Lorsque 𝑘 est deux, nous obtenons cos de 𝜋 plus quatre 𝜋 sur quatre plus 𝑖 sin de 𝜋 plus quatre 𝜋 sur quatre. Et cela nous laisse avec un argument de cinq 𝜋 sur quatre. Mais cet argument n’est pas dans l’intervalle de l’argument principal. N’oubliez pas que nous pouvons ajouter ou soustraire des multiples de deux 𝜋 pour y parvenir. Cette fois, nous soustrayons deux 𝜋 et nous obtenons un argument de moins trois 𝜋 sur quatre. Donc, notre troisième racine est cos de moins trois 𝜋 sur quatre plus 𝑖 sin de moins trois 𝜋 sur quatre.

Ensuite, lorsque 𝑘 est égal à trois, l’argument est 𝜋 plus six 𝜋 sur quatre. C’est sept 𝜋 sur quatre, ce qui est encore une fois en dehors de la plage de l’argument principal. On soustrait deux 𝜋 et on obtient l’argument principal pour que cette racine soit moins 𝜋 sur quatre. Notre quatrième racine est donc cos de moins 𝜋 sur quatre plus 𝑖 sin de moins 𝜋 sur quatre.

Maintenant, la raison pour laquelle nous nous sommes arrêtés ici est que le théorème de Moivre pour les racines dit que 𝑘 prend des valeurs de zéro à 𝑛 moins un. Mis à part le fait que nous savons que la quatrième racine de moins un nous donnera quatre racines, examinons la raison pour laquelle nous nous arrêtons à moins une pour 𝑘. Voyons ce qui se serait passé si nous avions essayé d’évaluer la racine lorsque 𝑘 est égal à quatre.

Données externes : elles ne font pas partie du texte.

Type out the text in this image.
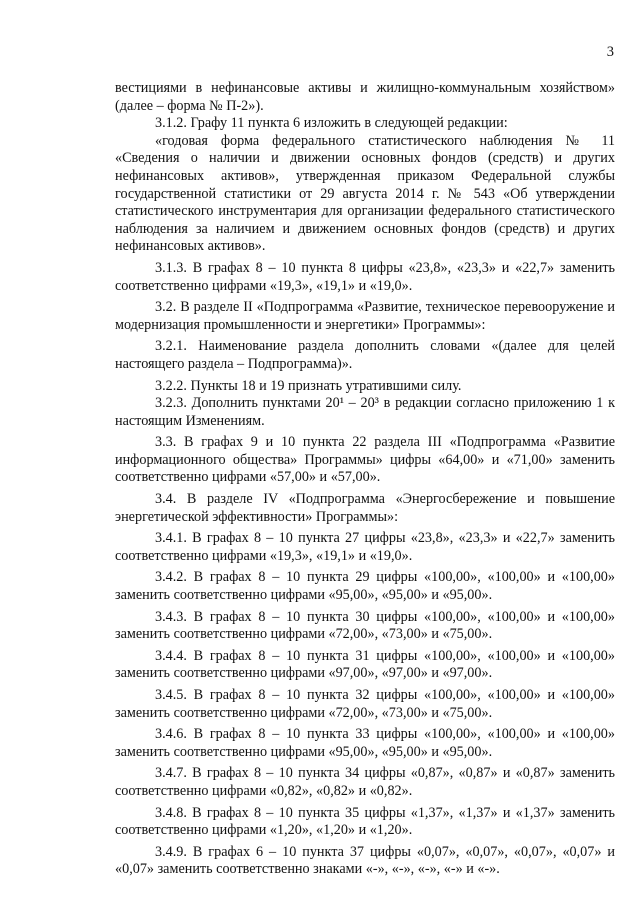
3

вестициями в нефинансовые активы и жилищно-коммунальным хозяйством» (далее – форма № П-2»).

3.1.2. Графу 11 пункта 6 изложить в следующей редакции:

«годовая форма федерального статистического наблюдения № 11 «Сведения о наличии и движении основных фондов (средств) и других нефинансовых активов», утвержденная приказом Федеральной службы государственной статистики от 29 августа 2014 г. № 543 «Об утверждении статистического инструментария для организации федерального статистического наблюдения за наличием и движением основных фондов (средств) и других нефинансовых активов».

3.1.3. В графах 8 – 10 пункта 8 цифры «23,8», «23,3» и «22,7» заменить соответственно цифрами «19,3», «19,1» и «19,0».

3.2. В разделе II «Подпрограмма «Развитие, техническое перевооружение и модернизация промышленности и энергетики» Программы»:

3.2.1. Наименование раздела дополнить словами «(далее для целей настоящего раздела – Подпрограмма)».

3.2.2. Пункты 18 и 19 признать утратившими силу.

3.2.3. Дополнить пунктами 20¹ – 20³ в редакции согласно приложению 1 к настоящим Изменениям.

3.3. В графах 9 и 10 пункта 22 раздела III «Подпрограмма «Развитие информационного общества» Программы» цифры «64,00» и «71,00» заменить соответственно цифрами «57,00» и «57,00».

3.4. В разделе IV «Подпрограмма «Энергосбережение и повышение энергетической эффективности» Программы»:

3.4.1. В графах 8 – 10 пункта 27 цифры «23,8», «23,3» и «22,7» заменить соответственно цифрами «19,3», «19,1» и «19,0».

3.4.2. В графах 8 – 10 пункта 29 цифры «100,00», «100,00» и «100,00» заменить соответственно цифрами «95,00», «95,00» и «95,00».

3.4.3. В графах 8 – 10 пункта 30 цифры «100,00», «100,00» и «100,00» заменить соответственно цифрами «72,00», «73,00» и «75,00».

3.4.4. В графах 8 – 10 пункта 31 цифры «100,00», «100,00» и «100,00» заменить соответственно цифрами «97,00», «97,00» и «97,00».

3.4.5. В графах 8 – 10 пункта 32 цифры «100,00», «100,00» и «100,00» заменить соответственно цифрами «72,00», «73,00» и «75,00».

3.4.6. В графах 8 – 10 пункта 33 цифры «100,00», «100,00» и «100,00» заменить соответственно цифрами «95,00», «95,00» и «95,00».

3.4.7. В графах 8 – 10 пункта 34 цифры «0,87», «0,87» и «0,87» заменить соответственно цифрами «0,82», «0,82» и «0,82».

3.4.8. В графах 8 – 10 пункта 35 цифры «1,37», «1,37» и «1,37» заменить соответственно цифрами «1,20», «1,20» и «1,20».

3.4.9. В графах 6 – 10 пункта 37 цифры «0,07», «0,07», «0,07», «0,07» и «0,07» заменить соответственно знаками «-», «-», «-», «-» и «-».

Nous aurions eu cos de 𝜋 plus huit 𝜋 sur quatre plus 𝑖 sin de 𝜋 plus huit 𝜋 sur quatre. Cela nous donnerait un argument de neuf 𝜋 sur quatre, ce qui est encore une fois en dehors de la plage de l’argument principal. En soustrayant deux 𝜋 de neuf 𝜋 sur quatre et nous obtenons 𝜋 sur quatre. Maintenant, vous devriez pouvoir voir quand 𝑘 est égal à quatre, nous obtenons le même résultat que si 𝑘 est égal à zéro. Nous avons donc juste besoin des quatre valeurs de 𝑘 : zéro, un, deux et trois.

Et nous avons utilisé le théorème de Moivre pour les racines pour trouver la racine quatrième de racine moins un. Ils sont cos de 𝜋 sur quatre plus 𝑖 sin 𝜋 sur quatre, cos de trois 𝜋 quatre plus 𝑖 sin de trois 𝜋 sur quatre, cos de moins trois 𝜋 sur quatre plus 𝑖 sin de moins trois 𝜋 sur quatre, et cos de moins 𝜋 sur quatre plus 𝑖 sin de moins 𝜋 sur quatre.

Dans cette vidéo, nous avons vu que le théorème de Moivre dit que nous pouvons élever un nombre complexe écrit sous forme trigonométrique à une puissance entière de 𝑛 en utilisant la formule 𝑟 à la puissance 𝑛 fois cos de 𝑛 𝜃 plus 𝑖 sin de 𝑛 𝜃. Nous avons également vu que le théorème de De Moivre s’étend à la recherche des 𝑛 ième racines de nombres complexes. Nous évaluons 𝑟 à la puissance un sur 𝑛 fois cos de 𝜃 plus deux 𝜋 𝑘 sur 𝑛 plus 𝑖 sin de 𝜃 plus deux 𝜋 𝑘 sur 𝑛, où 𝑘 prend des valeurs entières de zéro à 𝑛 moins un.

Et bien sûr, nous avons explicitement déclaré tout au long de cette vidéo que le théorème de De Moivre est utilisé pour calculer les 𝑛 ième racines et puissances entières. Mais nous ne pouvons pas réellement supposer qu’il s’applique à des exposants réels ou complexes.